Una Kroll, ordained a priest in 1997, says ‘God gave me a direct push that I could not resist'
A friend has just off-loaded a lot of old copies of the Tablet on to me. I dislike its editorial line of “loyal dissent” (an oxymoron if ever there was one) over Church teaching on many issues to which we should give loyal assent – for instance Humanae Vitae and its teaching on contraception. (My colleague Stuart Reid once observed in his Charterhouse column in the Herald that the Church’s teaching in this area is hard – but that he would not want to be a member of a Church which taught differently. He put my own view entirely.) The Tablet also bangs on about women priests in the Church. I tend to skip those pages.
Still, bad can often be mixed with good and the issue of the Tablet for September 24 included an article that moved me deeply. Entitled “Power and perversity” it was by former GP and later an Anglican woman priest, Una Kroll. The subtitle explained what the article was about: “After a lifetime of spiritual searching, which included 10 years as an Anglican priest, one of the best-known campaigners for women’s ordination shocked family and friends by giving up her ministry to become a Catholic. For the first time she explains why she made that choice.”
It was curiosity, not narrow triumphalism of the “Good! She’s come home” variety, that made me read on. Kroll relates that in January 1997 she was ordained a priest in the Church of Wales by the Bishop of Monmouth. Several happy pastoral years followed, then “just before Advent 2008 I became a Roman Catholic, not on impulse but after at least five years of trying to discern God’s will…”
She writes that her parish priest exclaimed, “Why are you joining a Church whose Pope and Vatican leaders are resolutely opposed to women priests?” She replied (and this is what moved me): “I’m sorry, but I have to.” Despite some areas of disagreement with the Anglican church – such as the rights of Anglican clergy to enter into civil partnerships – there was much she was comfortable with in her own Communion. Moreover, Kroll disliked some aspects of the Catholic Church, such as interpretations about “the exercise of papal and magisterial authority that were apparently being used to suppress discussion of difficult issues in the Church: the concentration of power (potestas rather than auctoritas) is always dangerous when all opposition can be suppressed…” and so on.

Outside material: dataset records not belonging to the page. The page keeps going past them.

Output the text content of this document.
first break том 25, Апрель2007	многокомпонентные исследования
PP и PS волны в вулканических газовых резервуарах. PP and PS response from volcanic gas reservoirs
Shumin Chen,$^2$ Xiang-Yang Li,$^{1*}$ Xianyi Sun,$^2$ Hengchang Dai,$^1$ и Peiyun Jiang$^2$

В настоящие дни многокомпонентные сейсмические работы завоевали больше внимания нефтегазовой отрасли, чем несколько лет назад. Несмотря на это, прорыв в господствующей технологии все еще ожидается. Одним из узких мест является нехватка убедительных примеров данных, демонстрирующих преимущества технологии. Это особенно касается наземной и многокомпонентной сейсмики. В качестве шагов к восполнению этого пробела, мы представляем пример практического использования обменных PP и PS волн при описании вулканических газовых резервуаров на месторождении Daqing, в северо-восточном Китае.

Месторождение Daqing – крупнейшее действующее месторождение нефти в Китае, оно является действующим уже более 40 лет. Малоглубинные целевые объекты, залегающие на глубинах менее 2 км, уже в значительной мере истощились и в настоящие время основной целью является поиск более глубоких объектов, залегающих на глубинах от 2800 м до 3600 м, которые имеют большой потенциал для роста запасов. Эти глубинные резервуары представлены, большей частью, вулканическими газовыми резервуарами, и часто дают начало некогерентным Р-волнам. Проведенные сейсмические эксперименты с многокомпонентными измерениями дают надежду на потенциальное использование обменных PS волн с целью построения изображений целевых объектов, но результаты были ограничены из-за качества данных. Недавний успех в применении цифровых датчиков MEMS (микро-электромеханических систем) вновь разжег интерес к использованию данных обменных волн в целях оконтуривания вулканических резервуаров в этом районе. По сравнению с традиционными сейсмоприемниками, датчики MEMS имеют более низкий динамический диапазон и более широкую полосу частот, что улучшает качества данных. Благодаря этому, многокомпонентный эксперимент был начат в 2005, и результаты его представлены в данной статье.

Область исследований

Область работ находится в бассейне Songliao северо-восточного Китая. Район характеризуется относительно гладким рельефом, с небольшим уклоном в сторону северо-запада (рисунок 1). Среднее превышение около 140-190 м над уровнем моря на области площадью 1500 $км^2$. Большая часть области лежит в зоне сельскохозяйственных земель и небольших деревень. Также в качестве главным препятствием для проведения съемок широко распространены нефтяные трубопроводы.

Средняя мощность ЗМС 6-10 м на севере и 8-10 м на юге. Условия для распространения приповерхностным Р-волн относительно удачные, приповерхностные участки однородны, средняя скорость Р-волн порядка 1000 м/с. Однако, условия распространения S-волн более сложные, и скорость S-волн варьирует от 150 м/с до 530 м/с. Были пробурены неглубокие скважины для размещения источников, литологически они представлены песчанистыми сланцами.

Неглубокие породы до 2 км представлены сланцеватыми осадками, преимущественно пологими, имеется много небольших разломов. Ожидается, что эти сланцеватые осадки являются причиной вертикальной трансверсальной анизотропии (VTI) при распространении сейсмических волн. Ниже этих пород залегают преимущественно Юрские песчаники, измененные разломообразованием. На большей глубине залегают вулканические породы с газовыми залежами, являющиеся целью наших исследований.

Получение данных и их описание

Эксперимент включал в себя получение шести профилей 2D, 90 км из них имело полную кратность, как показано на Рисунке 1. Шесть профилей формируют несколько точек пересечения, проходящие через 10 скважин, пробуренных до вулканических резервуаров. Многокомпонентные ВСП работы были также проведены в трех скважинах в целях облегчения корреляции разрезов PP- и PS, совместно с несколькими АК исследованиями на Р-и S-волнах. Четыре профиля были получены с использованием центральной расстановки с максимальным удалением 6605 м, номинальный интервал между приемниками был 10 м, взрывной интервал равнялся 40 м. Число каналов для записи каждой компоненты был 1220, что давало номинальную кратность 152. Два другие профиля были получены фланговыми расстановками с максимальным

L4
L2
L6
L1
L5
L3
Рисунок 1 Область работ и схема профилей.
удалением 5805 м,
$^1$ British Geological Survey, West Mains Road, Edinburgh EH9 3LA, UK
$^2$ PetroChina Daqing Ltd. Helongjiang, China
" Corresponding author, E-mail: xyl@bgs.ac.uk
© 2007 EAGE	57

Nonetheless, she is now in a Catholic parish “where lay men and women do not have any role at all in making decisions and in a diocese and Church where episcopal and priestly potestas holds sway. I am there, knowing that I cannot exercise a liturgical diaconal or priestly ministry, nor can I share in decision-making…”
All this makes her decision seem rather heroic. We inside the Church know well how divine authority given in the priesthood can often turn into tussles of petty parochial power – and in the worst cases become actual clerical abuse of authority. We stick with it because we know the infallible Church is full of fallible human beings – and because once you have put your shoulder to the plough you can’t turn back. But in Una Kroll’s case, to choose to leave a satisfying leadership role in one church for the back pews in another: only the action of grace can bring about such a move. She puts it thus: “God gave me a direct push that I could not resist.”
She also had the humility and insight to recognise in her former role “the temptation to potestas”, adding: “That was the moment when I realised that I was called by God to move to a Church where I could not exercise dominion of any sort, but where I could still learn what servant priesthood actually meant when put into practice.” In her article Dr Kroll doesn’t mention Our Lady. I hope she will come to know the sublimity of service as exercised by Mary; then she will really understand the “servant priesthood”.
Meanwhile, there is always the flowers, coffee and cleaning rota – I write as one who has been on this rota for many years in my own parish.